Mixed media

Larry Hunt, Tim Yardic and Lance Dehné

Three artists who work with bright colors and bold shapes: Larry Hunt, Lance Denhé and Tim Yardic.

Three artists who work with bright colors and bold shapes: Larry Hunt, Lance Denhé and Tim Yardic.

Photo by BRAD BYNUM

Ebullience is on display at ARTineering, 4690 Longley Lane, Bldg. B, No. 119, through March 31. To arrange a viewing, call 825-0454. For more information, visit www.artineering.com.

The three artists featured in the exhibition Ebullience work in very different media. Larry Hunt makes metal sculptures, most of which are wall-mounted. Tim Yardic is a glass artist who makes free-standing practical objects, like bowls. Lance Dehné is primarily a painter, working with acrylics, crayons and mixed media. But though their methods and materials are different, there are common threads uniting the artists.

“It’s all shapes and colors,” says Yardic. “Well, not all.”

Indeed, all three artists work with bright, contrasting colors and bold, abstract shapes. And each artist uses a careful balance of positive and negative space to imply a sense of motion in their work.

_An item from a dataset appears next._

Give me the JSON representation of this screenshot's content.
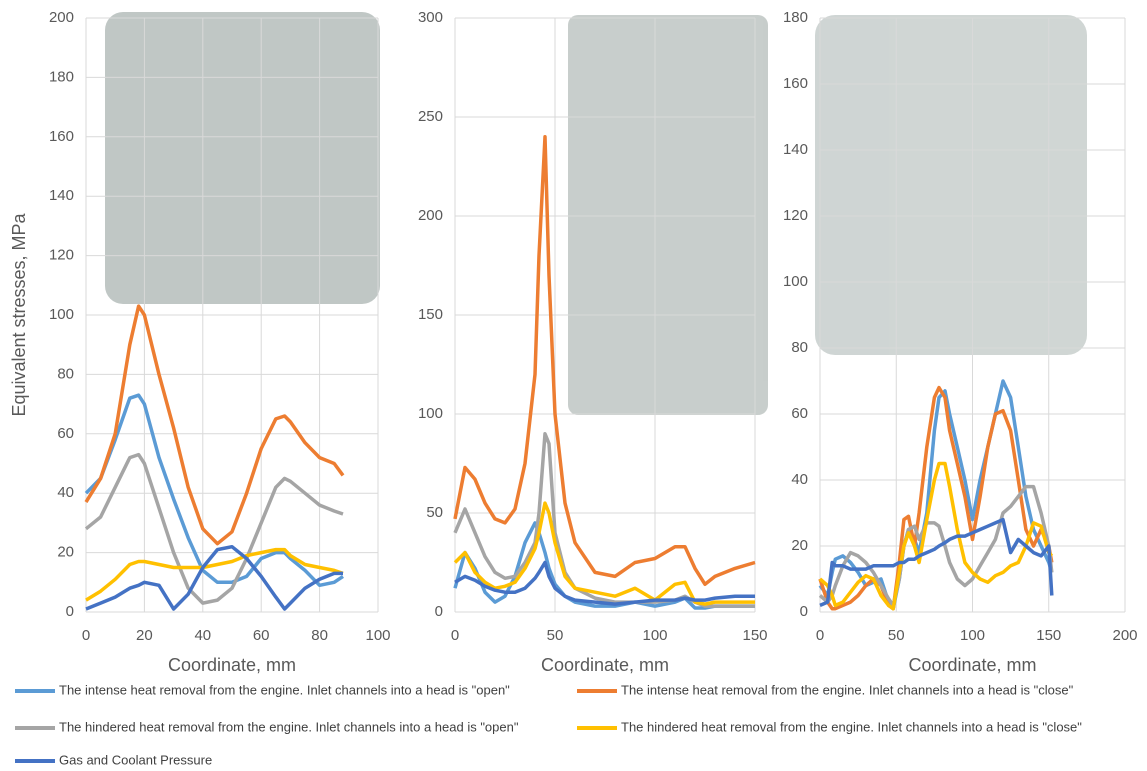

Whether metal sculptures, glass bowls or painted canvases, all the work in Ebullience is bright, colorful and energetic.

The exhibition is on display at ARTineering, Dehné’s art studio and workspace for his day job as an engineer. For the exhibition, the warehouse location near the southwest edge of the McCarran loop has been converted into a convincing but difficult-to-find art gallery.

“I like to think of it as the underground,” says Dehné.

Dehné’s work as an engineer is apparent in his paintings, which almost look like colorful designs of complex machinery, full of moving parts. Hunt and Yardic also have unusual professional backgrounds for artists. Hunt has worked in landscape design and insurance, and Yardic is retired from the Reno Police Department.

“This was my escape,” says Yardic of his fused glass artwork. “Now, it’s what I do full-time.”

All three artists work in modes reminiscent of mid-20th century modernism, though this is especially apparent in the work of Dehné. His work is draws from Paul Klee, Wassily Kandinsky, Joan Miró, Salvador Dalí and Pablo Picasso, among others.

“I’m an old-school guy,” says Dehné. “You got to be influenced by somebody, and I grew up looking at all those guys.”

The artist who doesn’t seek out his roots and choose his influences with care ends up influenced by the lowest common denominator art he encounters at the dentist’s office or the bank.

In addition to his bowls, which look almost ceramic, were it not for the translucent sections and their eye-catching ability to attract light, Yardic’s contributions to the exhibition also includes a layered glass remake of “The Great Wave off Kanagawa,” the famous woodblock print by 19th-century Japanese artist Hokusai. In capturing the essence of the crashing wave, it’s an example of the sense of motion found throughout the exhibition.

Most of Hunt’s work is abstract and nonrepresentational, though “Hope,” a rare exception, depicts a flock of gulls in flight—again connecting to the theme of motion. Though made of metal and painted with automotive paint, Hunt’s sculptures look organic. “Metamorphisis,” for example, is insect-like.

“Metal does what it wants to do,” says Hunt.

He says his artistic decisions, including composition and color choices, are dictated largely by the materials themselves. He uses 20-gauge sheet metal and found pieces of scrap metal. Earlier in his career, he worked in oil paints, but he says he enjoys his newfound forms of expression of working in metal.

“I still have something to say in my 60s,” says Hunt. “The three of us are all kind of older guys, no offense, and us old guys still have some good ideas.”